El Ayuntamiento ha presentado, dentro del proyecto de reforma, un documento con criterios específicos para la rotulación de las fachadas. Aunque la propuesta todavía debe recibir el visto bueno definitivo de la Comisión de Patrimonio, el texto deja clara la dirección que quieren seguir: menos impacto visual, mayor integración arquitectónica y una imagen comercial coherente para todo el entorno.
La rotulación como parte de la arquitectura
El documento parte de una idea que muchos profesionales del sector llevan años defendiendo: un buen rótulo no debe imponerse al edificio, sino formar parte de él.
Por ello, todos los establecimientos deberán respetar la composición de la fachada y apostar por soluciones sobrias, legibles y duraderas.

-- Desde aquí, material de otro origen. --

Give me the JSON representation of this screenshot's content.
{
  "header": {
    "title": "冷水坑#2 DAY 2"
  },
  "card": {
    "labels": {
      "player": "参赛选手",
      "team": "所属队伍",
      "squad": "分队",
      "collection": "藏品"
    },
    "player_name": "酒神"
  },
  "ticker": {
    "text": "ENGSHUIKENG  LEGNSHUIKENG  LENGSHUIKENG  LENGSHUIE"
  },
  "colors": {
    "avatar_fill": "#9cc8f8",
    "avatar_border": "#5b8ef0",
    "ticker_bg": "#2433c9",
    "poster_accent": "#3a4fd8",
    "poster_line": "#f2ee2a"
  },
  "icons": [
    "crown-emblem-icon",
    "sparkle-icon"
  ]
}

La identidad gráfica de cada negocio podrá mantenerse, pero siempre dentro de unos criterios comunes de materiales, dimensiones, iluminación y color.
El objetivo es que la Plaza del Ayuntamiento se perciba como un conjunto armónico, evitando la competencia visual entre comercios que durante décadas ha caracterizado a muchas zonas comerciales de las ciudades.

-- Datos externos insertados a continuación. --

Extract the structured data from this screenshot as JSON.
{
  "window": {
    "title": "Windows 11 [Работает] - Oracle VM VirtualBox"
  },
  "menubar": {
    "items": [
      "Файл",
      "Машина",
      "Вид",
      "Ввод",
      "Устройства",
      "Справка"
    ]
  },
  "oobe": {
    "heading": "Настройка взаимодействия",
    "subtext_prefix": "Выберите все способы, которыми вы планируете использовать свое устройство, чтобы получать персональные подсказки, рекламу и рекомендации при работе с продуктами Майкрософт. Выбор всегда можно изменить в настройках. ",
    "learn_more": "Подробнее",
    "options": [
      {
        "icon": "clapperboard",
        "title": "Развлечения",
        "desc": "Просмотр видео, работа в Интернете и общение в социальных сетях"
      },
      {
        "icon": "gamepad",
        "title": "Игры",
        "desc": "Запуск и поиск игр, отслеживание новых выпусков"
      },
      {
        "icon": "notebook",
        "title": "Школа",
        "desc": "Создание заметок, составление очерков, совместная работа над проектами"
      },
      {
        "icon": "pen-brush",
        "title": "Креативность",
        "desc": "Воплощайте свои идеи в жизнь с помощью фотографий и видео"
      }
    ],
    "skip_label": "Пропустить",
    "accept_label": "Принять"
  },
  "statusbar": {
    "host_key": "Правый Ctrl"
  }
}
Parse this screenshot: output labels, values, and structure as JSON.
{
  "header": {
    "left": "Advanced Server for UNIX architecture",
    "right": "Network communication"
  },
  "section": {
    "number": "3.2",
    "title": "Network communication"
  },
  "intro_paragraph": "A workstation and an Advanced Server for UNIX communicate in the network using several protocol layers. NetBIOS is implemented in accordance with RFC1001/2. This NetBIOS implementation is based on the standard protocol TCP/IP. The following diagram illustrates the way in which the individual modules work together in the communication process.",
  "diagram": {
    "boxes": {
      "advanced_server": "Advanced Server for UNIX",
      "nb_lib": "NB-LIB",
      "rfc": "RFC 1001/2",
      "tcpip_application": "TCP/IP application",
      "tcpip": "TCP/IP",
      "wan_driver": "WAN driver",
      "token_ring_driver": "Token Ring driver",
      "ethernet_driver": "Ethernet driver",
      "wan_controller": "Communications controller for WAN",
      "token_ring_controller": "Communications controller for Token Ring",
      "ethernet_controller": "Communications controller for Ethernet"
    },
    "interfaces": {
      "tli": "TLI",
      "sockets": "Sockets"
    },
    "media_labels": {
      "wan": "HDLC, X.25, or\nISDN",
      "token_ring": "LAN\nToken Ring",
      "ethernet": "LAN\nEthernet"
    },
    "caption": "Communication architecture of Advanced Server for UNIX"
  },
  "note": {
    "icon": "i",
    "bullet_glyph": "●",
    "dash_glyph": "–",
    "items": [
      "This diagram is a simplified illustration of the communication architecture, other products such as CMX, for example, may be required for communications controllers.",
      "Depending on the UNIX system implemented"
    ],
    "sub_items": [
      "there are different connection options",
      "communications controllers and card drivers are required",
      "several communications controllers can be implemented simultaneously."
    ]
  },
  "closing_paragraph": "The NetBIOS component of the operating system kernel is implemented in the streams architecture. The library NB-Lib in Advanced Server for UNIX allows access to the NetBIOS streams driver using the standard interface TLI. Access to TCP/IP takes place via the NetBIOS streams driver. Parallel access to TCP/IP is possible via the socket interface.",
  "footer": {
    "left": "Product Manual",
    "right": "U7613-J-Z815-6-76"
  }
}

Qué tipos de rótulos estarán permitidos
Entre las soluciones autorizadas destacan las letras corpóreas, que pasan a convertirse en la opción de referencia para este espacio urbano.
Estas deberán fabricarse en materiales considerados nobles, como acero inoxidable, latón o metal lacado, siempre con acabados mates y una profundidad máxima de 10 centímetros.
También se permitirán letras recortadas sobre soportes ligeros cuando las características constructivas de la fachada impidan una fijación directa, así como sistemas integrados sobre bandas de rotulación o incluso sobre rejillas de ventilación técnicas, siempre que estas respeten los criterios cromáticos y de integración establecidos.
En todos los casos se busca una intervención discreta, elegante y plenamente integrada en la arquitectura existente.
Lo que desaparece del paisaje urbano
- Letras corpóreas con iluminación frontal directa.
- Pantallas LED y cualquier sistema digital dinámico.
- Rótulos con animaciones, destellos o cambios de color.
- Grandes superficies viniladas sobre fachada.
- Rótulos realizados en PVC o metacrilato convencional.
- Lonas publicitarias permanentes.
- Soluciones improvisadas o que no hayan sido diseñadas por profesionales de la rotulación y el diseño.
Especialmente llamativa resulta esta última exigencia, que pone en valor el trabajo técnico y creativo de las empresas especializadas del sector.
El tamaño deja de ser una ventaja
Uno de los aspectos más interesantes del nuevo criterio es la importancia que se concede a la proporción frente al tamaño.
El Ayuntamiento considera que, en un entorno completamente peatonal, un rótulo excesivamente grande no mejora su visibilidad, sino que dificulta la lectura y genera competencia visual con los locales vecinos.
Por ello, los rótulos deberán ajustarse a la anchura real del establecimiento, respetar la banda arquitectónica prevista para su ubicación y mantener márgenes suficientes alrededor de las letras para facilitar la lectura.
Además, el rótulo principal solo podrá identificar el nombre o logotipo del negocio. Información comercial como promociones, horarios, listados de productos o eslóganes deberá trasladarse al escaparate o al interior del establecimiento.
Un proyecto que puede marcar tendencia
Aunque la reforma de la Plaza del Ayuntamiento de Valencia todavía no tiene calendario definitivo y se ejecutará por fases para compatibilizarse con grandes eventos como las Fallas o la campaña navideña, sus criterios de rotulación ya están generando interés entre arquitectos, diseñadores y empresas del sector.
Más allá del caso concreto de Valencia, la propuesta refleja una tendencia que comienza a extenderse por numerosas ciudades europeas: recuperar la calidad del paisaje urbano mediante una rotulación más cuidada, mejor integrada y diseñada desde criterios profesionales.
Para el sector de la rotulación supone también una oportunidad. La normativa apuesta por soluciones de mayor valor añadido, materiales de calidad y proyectos concebidos específicamente para cada edificio, reforzando el papel del rotulista como especialista en comunicación visual y no únicamente como fabricante de rótulos.